According to a report by the New York Times, the Head of the Environmental Protection Agency (EPA) Scott Pruitt has rolled back environmental regulations at a historic pace. This news comes only days after a statement was released in the scientific journal Nature that humanity may only have three years to get climate change under control.
Pruitt's historic rollback of environmental regulations
In the almost five months since Scott Pruitt became the Head of the EPA, he has proceeded to either undo, block or delay more than 30 environmental regulations.
That is more rollbacks than any EPA administrator ever over such a small span of time in the almost 50-year history of the agency. Many of these rollbacks include regulations that were put in place by the Obama administration to deal with climate change.
Pruitt filed a proposal of intent to undo or at least weaken the Clean Power Plan, a cornerstone of the Obama-era climate change regulations.

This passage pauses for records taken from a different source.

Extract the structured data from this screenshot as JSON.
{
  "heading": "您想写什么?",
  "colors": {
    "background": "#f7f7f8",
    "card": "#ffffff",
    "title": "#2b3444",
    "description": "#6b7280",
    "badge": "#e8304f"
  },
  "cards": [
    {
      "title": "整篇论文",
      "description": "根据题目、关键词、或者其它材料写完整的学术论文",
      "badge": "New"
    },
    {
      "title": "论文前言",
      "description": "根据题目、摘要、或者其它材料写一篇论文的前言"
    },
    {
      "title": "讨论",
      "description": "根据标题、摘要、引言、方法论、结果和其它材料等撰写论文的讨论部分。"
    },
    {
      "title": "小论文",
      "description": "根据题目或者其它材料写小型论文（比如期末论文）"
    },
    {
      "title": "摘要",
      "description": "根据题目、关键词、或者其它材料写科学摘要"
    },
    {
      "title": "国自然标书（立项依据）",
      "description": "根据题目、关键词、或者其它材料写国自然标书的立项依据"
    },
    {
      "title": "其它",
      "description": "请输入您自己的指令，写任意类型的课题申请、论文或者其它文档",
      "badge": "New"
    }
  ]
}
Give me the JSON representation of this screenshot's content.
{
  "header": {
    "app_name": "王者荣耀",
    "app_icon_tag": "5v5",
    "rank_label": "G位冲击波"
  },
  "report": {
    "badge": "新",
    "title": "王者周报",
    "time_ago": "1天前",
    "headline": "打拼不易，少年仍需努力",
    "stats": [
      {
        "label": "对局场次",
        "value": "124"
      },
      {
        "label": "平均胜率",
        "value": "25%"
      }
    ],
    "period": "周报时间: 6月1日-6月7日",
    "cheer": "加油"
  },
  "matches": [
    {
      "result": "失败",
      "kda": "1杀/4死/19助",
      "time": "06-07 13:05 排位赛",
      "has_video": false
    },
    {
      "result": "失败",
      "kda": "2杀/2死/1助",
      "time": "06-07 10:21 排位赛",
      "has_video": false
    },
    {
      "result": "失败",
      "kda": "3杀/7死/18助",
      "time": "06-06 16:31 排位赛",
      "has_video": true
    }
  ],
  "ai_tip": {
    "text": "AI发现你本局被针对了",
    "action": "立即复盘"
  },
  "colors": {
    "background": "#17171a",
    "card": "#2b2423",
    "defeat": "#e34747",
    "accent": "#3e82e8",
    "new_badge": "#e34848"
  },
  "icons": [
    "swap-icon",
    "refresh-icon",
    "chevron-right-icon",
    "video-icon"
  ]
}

He has also filed proposals to rescind legal plans to repeal pollution in America's waterways and deferred rules that mandate fossil fuel corporations to limit leaks of methane and greenhouse gases from wells.
He has even reversed a ban on chlorpyrifos, a controversial pesticide that the EPA has said is hazardous to the health of children.
How Pruitt runs the EPA
Veteran environmental advocates both inside the EPA and of outside organizations have argued that the way Scott Pruitt has been running the agency is tantamount to corporate takeover. They have pointed to his custom of hiring deputies from large lobbying groups or corporations. They have also said that he will meet with a number of corporate lobbyists before making a decision but does not really take into account the input from the 15,000 employees of the EPA.
Pruitt and the Paris Climate Agreement
The most high-profile and contentious of these rollbacks has been the decision by President Trump's administration to have America withdraw from the Paris Climate Agreement. According to the New York Times, Scott Pruitt is now going to have a leading role in navigating America's withdrawal from the agreement.
This is notable since high-profile lawyers from the State Department are usually in charge of mapping out a legal path for these kinds of issues. Pruitt has said that the priority of the EPA will be to continue dealing with "tangible" pollution, like cleaning up Superfund sites that require a long-term response.